Many of us give thanks or say ‘grace’ before meals, asking God to bless the food for our bodies. In the same way, when I take my medicines each morning to control my blood pressure and lower my cholesterol, I say thank you to God for each of them. They help me to go on a 7km run most weekends and to keep serving my family, community and patients. 

The second difficult issue is this: faith and health care sometimes seem to clash with each other. Health practices based on evidence and good practice may challenge certain beliefs held by some sectors of the church (and some other faiths). One example is in certain areas of sexual and reproductive health. I am going to be a bit controversial for some readers by saying that I believe the use of contraceptives has prevented large numbers of unwanted children and saved the dignity, health and freedom of countless women. We can be thankful to God for this and use contraceptives in a way that honours God, not as an easy way into promiscuity. 

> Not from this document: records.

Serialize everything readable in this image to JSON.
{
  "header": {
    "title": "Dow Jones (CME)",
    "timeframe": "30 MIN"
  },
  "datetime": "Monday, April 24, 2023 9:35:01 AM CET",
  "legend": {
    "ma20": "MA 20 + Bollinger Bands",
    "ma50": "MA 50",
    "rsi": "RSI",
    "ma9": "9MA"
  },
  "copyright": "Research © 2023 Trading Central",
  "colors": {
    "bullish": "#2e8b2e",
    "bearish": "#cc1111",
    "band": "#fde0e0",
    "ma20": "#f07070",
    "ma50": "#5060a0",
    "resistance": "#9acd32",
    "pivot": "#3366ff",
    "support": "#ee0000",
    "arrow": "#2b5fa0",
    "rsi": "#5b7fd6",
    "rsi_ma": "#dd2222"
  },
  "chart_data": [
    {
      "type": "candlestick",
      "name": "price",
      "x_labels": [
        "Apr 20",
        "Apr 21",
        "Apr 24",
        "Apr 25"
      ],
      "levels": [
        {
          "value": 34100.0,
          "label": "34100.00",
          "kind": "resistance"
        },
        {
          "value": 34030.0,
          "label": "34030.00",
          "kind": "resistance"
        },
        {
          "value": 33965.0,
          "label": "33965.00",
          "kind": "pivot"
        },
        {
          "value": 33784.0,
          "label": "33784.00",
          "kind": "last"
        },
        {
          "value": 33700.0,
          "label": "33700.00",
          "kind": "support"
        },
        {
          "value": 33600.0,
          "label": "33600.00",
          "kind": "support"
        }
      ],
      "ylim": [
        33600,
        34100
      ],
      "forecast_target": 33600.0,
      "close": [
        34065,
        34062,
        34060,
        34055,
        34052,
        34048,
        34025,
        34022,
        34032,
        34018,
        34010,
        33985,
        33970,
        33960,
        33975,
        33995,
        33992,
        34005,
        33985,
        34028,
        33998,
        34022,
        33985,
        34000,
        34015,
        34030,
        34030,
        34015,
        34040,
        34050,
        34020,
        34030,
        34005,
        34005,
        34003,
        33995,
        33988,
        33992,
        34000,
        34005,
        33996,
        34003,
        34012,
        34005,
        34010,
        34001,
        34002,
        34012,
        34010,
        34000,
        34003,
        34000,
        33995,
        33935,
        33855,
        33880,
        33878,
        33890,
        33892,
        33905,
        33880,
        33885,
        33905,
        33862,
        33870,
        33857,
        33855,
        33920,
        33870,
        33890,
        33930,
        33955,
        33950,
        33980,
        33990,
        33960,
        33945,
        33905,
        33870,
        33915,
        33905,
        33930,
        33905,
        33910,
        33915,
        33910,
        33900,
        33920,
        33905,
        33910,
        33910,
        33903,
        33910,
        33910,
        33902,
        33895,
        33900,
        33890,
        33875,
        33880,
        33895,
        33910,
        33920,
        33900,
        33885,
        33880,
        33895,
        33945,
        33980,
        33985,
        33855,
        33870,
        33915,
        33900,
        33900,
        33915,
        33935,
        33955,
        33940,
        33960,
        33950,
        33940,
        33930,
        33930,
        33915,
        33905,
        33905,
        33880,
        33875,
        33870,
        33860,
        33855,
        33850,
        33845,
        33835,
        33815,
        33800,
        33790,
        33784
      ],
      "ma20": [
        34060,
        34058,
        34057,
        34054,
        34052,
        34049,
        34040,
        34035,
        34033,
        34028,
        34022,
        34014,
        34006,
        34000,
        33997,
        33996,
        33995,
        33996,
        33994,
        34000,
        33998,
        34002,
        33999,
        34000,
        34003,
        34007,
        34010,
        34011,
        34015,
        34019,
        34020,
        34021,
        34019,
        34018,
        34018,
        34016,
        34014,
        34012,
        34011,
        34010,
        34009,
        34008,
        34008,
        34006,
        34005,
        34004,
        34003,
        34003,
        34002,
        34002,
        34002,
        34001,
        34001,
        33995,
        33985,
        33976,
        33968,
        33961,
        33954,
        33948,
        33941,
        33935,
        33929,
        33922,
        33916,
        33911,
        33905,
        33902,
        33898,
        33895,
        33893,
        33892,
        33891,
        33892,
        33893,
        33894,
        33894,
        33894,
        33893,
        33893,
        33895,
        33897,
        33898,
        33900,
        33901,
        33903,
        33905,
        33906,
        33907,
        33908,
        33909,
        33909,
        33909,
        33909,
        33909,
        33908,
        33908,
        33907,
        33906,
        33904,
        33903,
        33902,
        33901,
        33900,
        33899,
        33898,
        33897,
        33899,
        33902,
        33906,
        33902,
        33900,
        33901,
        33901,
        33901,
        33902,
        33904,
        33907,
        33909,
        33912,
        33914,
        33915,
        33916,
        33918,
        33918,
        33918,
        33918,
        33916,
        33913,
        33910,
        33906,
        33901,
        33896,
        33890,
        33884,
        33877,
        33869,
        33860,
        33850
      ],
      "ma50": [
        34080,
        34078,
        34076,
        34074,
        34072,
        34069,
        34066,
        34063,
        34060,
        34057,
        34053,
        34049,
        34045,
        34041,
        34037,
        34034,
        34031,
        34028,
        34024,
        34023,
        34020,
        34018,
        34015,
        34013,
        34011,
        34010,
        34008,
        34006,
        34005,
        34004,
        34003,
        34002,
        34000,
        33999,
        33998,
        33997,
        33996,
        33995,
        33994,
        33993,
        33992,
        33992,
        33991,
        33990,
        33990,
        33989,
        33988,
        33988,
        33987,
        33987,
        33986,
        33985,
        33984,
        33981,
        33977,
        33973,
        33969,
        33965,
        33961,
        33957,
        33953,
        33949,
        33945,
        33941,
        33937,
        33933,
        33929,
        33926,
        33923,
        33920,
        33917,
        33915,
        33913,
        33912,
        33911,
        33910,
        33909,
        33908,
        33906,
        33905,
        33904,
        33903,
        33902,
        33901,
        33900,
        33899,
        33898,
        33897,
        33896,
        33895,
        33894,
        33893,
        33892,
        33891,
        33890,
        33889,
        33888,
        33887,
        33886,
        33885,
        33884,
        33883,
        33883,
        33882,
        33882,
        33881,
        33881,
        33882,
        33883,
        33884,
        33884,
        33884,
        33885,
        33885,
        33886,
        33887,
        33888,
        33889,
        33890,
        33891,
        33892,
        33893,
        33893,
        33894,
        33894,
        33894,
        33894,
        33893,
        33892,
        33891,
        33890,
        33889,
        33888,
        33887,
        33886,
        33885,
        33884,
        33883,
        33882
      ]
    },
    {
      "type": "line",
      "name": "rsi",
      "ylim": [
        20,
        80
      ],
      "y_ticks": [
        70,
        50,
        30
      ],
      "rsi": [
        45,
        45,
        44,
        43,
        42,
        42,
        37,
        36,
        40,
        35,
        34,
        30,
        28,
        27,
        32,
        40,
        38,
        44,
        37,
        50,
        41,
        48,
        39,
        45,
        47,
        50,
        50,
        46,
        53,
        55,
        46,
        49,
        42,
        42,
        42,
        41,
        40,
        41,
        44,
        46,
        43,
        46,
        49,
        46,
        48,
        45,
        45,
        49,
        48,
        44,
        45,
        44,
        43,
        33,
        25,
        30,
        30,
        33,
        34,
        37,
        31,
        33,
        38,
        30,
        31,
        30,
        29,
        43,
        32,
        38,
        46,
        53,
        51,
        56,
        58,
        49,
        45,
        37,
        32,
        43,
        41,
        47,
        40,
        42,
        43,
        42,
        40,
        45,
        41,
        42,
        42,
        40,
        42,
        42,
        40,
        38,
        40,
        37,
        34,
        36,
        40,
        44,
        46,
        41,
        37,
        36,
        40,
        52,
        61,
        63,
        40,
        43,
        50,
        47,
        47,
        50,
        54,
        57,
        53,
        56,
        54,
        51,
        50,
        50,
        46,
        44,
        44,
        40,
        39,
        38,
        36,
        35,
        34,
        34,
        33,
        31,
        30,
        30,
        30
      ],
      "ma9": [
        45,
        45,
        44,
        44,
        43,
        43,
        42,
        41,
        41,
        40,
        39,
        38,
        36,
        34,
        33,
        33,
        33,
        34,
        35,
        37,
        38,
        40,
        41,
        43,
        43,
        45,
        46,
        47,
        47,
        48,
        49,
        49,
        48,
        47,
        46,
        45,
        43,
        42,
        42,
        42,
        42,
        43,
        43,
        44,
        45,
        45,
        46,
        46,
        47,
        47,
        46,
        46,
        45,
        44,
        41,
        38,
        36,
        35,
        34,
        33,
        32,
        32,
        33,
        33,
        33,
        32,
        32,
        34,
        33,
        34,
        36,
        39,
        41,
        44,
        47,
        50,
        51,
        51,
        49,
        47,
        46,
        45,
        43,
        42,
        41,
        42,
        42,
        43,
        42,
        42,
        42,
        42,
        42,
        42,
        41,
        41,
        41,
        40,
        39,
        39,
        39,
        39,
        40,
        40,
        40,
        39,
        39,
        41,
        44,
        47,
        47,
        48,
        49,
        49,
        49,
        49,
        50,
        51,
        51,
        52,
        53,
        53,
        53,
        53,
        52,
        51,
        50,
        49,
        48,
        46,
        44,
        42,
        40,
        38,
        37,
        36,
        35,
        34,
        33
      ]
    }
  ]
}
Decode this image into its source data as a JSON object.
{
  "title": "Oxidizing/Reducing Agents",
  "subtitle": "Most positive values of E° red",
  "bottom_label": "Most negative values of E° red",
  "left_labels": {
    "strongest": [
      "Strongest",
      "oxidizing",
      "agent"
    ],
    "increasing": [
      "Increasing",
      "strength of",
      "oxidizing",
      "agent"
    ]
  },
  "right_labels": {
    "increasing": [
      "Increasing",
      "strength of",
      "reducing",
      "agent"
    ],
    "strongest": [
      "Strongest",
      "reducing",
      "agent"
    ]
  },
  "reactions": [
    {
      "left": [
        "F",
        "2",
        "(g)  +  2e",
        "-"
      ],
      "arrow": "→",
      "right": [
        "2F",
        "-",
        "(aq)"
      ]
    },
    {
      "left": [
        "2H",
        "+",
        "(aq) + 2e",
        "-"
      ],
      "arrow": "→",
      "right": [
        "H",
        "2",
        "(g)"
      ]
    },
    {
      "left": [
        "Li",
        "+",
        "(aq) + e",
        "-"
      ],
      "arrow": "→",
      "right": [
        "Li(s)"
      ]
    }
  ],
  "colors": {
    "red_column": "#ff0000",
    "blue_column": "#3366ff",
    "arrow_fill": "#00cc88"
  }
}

As teachers, is it OK to talk about faith? 

The Lancet is one of the world’s leading journals on medicine and global health. In 2015, for the first time it devoted an entire edition to the role of faith in health care. 

This was one of its conclusions: ‘Faith-based organisations deliver a substantial volume of health care, and their common visions of stewardship, inclusiveness, dignity, and justice make many such organisations ideally suited as key partners for delivering the post-2015 Sustainable Development Goals’ (William Summerskill and Richard Horton). 

Some of you reading this article will be teachers in schools, colleges and universities. You may be reluctant to bring the topic of faith into your health teaching, because it appears to be separate or unscientific. But is it? The Lancet has endorsed its value. We know that church-based hospitals, health centres and community health programmes are saving thousands of lives every day. So although we need to be aware of regulations, we do indeed have ‘permission’ to speak about the role of faith in the secular world. And if we fail to speak up, we are not giving the full message about the vital role of faith-based organisations in the modern world. 

Our response

  • If you are a pastor or a church leader, please use the position of respect you hold to promote good health to your congregations and community. 
  • If you are a health and development worker, please enjoy the recent research that allows and encourages you to bring faith into your work and teaching. 
  • If you are working for a secular NGO, consider discussing faith issues respectfully with the people you are working with. 

For all of us, let us thank God that he created our faith, he created our world and he created ways for us to prevent and cure illness. We can be very grateful for the wonderful gifts of faith, health and creativity he invites us to work with and enjoy. 



  Ted Lankester

Dr Ted Lankester is a member of the Footsteps Editorial Committee and the co-founder of Arukah Network. He is the co-author of Setting up community health and development programmes in low and middle income settings, published by Oxford University Press.